例えば、人間は神の前においてのみ平等である。という感覚が自分にはない。

理屈としては分かるかもしれない。

人を超越した神から見れば人間は平等である。それはそうだ。

ただ、何かあったときに「人は神の前では平等だからな」なんて思えない。

そもそも自分には神はいないのだ。思えるわけがない。

仏様とは、仏陀のことであり、悟りを開いた人を指す(と思う)。神ではない。

だから、神の分からなさに苦しんでしまう。

昔から神についてはよく分からなかったし、馴染めなかった。(神道的な意味だとしても)。
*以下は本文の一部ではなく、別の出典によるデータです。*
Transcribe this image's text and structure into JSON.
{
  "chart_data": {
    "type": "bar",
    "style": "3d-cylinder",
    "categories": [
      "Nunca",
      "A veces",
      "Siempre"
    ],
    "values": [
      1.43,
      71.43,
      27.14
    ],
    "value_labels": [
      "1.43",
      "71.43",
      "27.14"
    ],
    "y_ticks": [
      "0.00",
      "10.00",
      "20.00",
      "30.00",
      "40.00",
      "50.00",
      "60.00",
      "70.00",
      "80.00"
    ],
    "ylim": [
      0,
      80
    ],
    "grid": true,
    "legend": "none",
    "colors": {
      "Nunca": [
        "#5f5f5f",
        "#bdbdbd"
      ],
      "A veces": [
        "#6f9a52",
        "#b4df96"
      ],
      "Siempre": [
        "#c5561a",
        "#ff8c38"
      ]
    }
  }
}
宗教画に描いてあるような縁遠いもの、分からないものという感じだった。

仏様という概念は幼いころからあった。分からないけれど、手を合わせていた。

わりと身近な存在だった。何かにつけて仏壇に座らされ、ナンマイダーと唱えていた。

毎日手を合わせているわけではなかったけれど、

「仏様が見ている」という感覚はなんとなくあった。神ではない。

最近葬儀を初めて経験したら、仏様の存在が近くに感じられるようになった。

上手く説明できないけれど、仏教が自分の中で腑に落ちた。

自分が死んでも大丈夫、みたいなほっとする感覚があった。

これが人のつくった死の恐怖に打ち克つための宗教なのか、すごいなとも思った。(ちょっとメタ的だけど)

だからなおのこと、神が分からなくなった。

信仰とは別に他宗教についても勉強はしたいと思う。理解したいと思う。

神を知りたいと思う。

でも私は神がどんなに優れていても、仏様が良い。ずっと連れ添ってきた仲のような感じだから。

お別れするには遅すぎるぐらい考え方も染みついているだろう。

 

ただ、一つだけいいなと思うのは、仏様は細部には宿らないけれど、神は細部に宿るらしい。

その感じはなんとなくわかるし良いと思う。僅かな違いが大事だとあの人も言っていた。それはその通りだ。

「細部に宿るのね、神」と思いながら音楽を聴いていたり、本を読んでいたりする。多分私と神の出会いはそこから始まりそこに終わる気がしている。